Last year, Vanderbilt arguably made the NCAA Tournament due to a tough nonconference schedule, and Bryce Drew has scheduled that way again. The Commodores will play seven teams ranked in KenPom’s preseason Top 100 (counting the second game of the NIT Season Tip-Off, which will be against either Rhode Island or Seton Hall), along with a home game against #102 UNC Asheville and a “road” game at #128 Belmont (which is about half a mile from campus, but still).

The only real breathers are the season opener against Austin Peay and home games against Houston Baptist and Alcorn State just before Christmas.

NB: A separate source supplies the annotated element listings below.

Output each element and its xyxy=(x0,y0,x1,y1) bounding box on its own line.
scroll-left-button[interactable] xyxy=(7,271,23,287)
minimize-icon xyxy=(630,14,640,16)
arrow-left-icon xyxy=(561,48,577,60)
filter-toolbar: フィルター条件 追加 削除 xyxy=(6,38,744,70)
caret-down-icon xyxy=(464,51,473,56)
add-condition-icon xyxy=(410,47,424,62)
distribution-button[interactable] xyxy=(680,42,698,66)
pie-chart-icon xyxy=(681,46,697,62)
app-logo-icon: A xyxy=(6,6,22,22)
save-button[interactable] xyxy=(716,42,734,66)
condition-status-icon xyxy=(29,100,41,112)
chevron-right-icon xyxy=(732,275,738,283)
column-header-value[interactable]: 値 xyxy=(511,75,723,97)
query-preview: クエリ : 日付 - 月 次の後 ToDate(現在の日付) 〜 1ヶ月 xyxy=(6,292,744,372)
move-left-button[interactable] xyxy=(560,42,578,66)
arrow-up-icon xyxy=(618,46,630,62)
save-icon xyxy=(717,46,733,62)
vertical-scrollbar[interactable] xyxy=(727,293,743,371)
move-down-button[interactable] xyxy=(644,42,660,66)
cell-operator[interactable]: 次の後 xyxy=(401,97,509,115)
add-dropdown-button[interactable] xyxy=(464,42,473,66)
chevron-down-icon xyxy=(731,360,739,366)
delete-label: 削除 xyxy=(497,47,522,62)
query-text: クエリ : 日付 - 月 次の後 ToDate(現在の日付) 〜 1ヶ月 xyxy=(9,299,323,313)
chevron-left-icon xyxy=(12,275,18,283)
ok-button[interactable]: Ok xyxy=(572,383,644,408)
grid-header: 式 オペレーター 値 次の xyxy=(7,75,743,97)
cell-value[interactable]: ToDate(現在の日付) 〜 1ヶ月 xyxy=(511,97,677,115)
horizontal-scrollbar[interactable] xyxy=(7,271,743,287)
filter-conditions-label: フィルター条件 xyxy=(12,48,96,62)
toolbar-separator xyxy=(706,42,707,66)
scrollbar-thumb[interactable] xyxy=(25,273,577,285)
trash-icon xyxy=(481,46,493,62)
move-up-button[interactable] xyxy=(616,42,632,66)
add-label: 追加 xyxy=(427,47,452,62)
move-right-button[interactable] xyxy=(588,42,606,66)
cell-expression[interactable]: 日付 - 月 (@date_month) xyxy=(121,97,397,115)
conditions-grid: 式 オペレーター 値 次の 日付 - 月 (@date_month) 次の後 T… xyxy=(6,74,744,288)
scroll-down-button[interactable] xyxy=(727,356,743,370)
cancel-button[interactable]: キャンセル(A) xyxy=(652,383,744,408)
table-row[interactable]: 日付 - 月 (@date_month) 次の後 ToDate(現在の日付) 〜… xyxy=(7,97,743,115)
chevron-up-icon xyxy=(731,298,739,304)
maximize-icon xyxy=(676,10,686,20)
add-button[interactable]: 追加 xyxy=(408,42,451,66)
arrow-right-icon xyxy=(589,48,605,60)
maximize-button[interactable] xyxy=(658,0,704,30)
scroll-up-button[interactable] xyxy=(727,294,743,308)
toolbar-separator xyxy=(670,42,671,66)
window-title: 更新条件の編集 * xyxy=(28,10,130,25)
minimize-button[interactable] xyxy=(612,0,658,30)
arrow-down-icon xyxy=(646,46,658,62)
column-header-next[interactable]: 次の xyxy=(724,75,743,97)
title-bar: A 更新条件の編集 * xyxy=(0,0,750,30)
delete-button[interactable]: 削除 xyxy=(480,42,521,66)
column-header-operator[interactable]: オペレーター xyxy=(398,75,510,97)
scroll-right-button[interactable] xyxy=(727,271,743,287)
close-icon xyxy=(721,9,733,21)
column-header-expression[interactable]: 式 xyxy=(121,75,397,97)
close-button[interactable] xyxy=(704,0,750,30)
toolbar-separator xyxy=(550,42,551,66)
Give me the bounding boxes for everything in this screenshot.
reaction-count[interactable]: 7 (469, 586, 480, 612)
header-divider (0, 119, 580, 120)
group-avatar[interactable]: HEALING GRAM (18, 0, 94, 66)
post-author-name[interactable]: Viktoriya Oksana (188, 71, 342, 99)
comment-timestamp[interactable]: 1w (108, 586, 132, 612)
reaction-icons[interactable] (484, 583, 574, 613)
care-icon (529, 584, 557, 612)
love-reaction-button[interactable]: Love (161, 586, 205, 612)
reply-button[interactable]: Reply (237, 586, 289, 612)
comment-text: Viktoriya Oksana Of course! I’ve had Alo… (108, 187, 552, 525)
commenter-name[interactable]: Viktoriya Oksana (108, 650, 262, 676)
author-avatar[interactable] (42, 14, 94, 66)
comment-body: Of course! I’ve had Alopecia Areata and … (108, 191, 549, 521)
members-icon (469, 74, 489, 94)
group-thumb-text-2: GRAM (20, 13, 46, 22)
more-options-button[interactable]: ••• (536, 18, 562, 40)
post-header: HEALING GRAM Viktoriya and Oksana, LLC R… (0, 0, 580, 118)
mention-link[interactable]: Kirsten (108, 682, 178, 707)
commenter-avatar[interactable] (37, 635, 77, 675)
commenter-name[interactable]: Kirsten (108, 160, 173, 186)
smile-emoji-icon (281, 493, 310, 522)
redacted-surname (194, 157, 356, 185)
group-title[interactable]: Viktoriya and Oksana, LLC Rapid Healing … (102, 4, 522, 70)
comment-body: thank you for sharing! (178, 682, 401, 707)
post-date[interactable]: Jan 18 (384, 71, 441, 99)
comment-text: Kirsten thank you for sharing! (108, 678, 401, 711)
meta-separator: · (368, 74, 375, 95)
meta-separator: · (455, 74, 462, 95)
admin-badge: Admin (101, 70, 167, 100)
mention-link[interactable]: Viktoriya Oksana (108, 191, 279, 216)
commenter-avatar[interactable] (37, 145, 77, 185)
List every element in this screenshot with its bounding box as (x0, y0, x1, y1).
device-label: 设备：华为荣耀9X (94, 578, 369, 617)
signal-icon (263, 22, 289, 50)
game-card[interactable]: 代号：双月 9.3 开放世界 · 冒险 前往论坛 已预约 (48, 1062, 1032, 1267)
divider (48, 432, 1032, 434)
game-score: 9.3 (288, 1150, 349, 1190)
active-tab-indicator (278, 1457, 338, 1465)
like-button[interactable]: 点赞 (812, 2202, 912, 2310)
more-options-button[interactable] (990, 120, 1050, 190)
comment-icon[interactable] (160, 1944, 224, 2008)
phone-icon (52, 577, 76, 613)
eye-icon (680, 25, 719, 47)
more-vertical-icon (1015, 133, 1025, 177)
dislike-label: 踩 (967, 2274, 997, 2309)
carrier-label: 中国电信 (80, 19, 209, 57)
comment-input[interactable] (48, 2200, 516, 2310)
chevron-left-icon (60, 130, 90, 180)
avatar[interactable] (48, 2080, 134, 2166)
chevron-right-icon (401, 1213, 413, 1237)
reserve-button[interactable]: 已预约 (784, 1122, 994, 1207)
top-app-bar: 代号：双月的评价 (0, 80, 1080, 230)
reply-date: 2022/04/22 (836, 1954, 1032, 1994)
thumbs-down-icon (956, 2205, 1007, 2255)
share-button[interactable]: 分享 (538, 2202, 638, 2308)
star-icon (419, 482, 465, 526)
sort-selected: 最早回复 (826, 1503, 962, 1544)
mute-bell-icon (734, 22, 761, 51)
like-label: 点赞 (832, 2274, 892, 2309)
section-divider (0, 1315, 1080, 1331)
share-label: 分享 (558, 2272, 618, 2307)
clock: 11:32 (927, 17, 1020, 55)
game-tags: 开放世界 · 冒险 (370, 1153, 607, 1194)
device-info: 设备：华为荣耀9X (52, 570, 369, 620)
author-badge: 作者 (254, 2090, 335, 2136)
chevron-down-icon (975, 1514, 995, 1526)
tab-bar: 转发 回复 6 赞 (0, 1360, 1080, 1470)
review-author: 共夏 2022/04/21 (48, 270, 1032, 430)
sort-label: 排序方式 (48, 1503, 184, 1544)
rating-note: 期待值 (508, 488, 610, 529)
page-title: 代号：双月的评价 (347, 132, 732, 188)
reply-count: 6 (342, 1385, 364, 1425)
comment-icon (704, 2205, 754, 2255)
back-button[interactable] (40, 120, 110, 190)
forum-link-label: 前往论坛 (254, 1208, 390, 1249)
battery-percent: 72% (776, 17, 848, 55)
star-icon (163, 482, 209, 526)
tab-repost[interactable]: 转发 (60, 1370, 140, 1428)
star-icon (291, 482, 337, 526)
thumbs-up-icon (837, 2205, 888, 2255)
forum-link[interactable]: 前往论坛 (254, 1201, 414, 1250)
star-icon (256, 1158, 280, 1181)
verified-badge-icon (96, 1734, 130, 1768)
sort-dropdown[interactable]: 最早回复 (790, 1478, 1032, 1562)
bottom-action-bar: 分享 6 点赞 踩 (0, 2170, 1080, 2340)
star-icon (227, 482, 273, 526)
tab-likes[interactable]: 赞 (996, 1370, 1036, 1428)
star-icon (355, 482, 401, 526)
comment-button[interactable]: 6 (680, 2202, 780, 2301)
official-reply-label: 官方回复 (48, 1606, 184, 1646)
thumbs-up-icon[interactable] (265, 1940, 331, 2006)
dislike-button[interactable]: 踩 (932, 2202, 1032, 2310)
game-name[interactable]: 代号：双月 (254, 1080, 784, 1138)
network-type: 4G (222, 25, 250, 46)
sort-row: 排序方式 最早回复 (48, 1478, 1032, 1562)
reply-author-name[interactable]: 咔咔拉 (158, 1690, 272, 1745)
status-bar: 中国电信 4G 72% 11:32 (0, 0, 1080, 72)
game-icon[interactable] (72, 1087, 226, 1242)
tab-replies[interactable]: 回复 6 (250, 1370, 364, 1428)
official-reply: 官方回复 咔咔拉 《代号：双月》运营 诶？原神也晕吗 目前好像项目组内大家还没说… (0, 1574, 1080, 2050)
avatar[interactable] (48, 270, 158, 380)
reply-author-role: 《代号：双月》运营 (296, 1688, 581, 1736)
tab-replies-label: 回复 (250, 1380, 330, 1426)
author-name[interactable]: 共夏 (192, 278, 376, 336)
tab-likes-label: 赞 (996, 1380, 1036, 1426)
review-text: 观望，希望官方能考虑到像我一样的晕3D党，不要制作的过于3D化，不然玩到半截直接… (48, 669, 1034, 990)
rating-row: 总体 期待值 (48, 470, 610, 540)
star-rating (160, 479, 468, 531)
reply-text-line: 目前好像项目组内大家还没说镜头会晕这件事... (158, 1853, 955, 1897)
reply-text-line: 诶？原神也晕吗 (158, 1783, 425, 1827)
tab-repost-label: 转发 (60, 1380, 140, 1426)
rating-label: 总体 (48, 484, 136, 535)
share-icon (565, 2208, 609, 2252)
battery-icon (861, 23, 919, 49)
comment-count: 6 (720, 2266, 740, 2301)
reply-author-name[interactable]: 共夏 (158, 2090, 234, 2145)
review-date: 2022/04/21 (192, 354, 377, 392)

Vanderbilt perennially has one of the toughest conference schedules thanks to two of its permanent rivals being Florida and Kentucky, and if Tennessee gets good again that will be even more brutal. At the very least, though, the other two teams this year are Mississippi State and LSU; having LSU and Tennessee on the schedule twice about balances out Kentucky and Florida.


Outlook

It’s amazing how much a coaching change can alter a fan base’s perception of a season. Had the 2016-17 season occurred on Kevin Stallings’ watch, Vanderbilt fans’ reactions would have been very negative. But in the first year under Bryce Drew, rallying to make the NCAA Tournament after a slow start was viewed positively in most quarters.

Now, the team has to move on from Luke Kornet, who was named First Team All-SEC and is now playing for the New York Knicks. While there’s no obvious replacement for Kornet, the Commodores should be pretty well-set everywhere else.

They’re likely to start three seniors (LaChance, Fisher-Davis, and Roberson), with a redshirt junior (Larry Austin Jr.) starting at the point. Vanderbilt could go small with Joe Toye as the fifth starter, or they could try one of a few young big men inside. They have three freshmen who are pretty talented, but none of the three will be forced into big roles right away unless they prove they can handle it.

That said, this season still has the feel of a transition year. Vanderbilt could have a big signing class on the way in 2018, but even with three senior starters, the team has a big question mark in the paint. That’s probably less of a problem than having question marks in the backcourt (there aren’t any), and at the very least any one of the three youngsters could provide some rim protection.

In any case, Vanderbilt projects to finish in the top half of the SEC and has NCAA Tournament upside again. Of course, we may have yet another debate about a team with a lot of losses being in the tournament conversation with this nonconference schedule.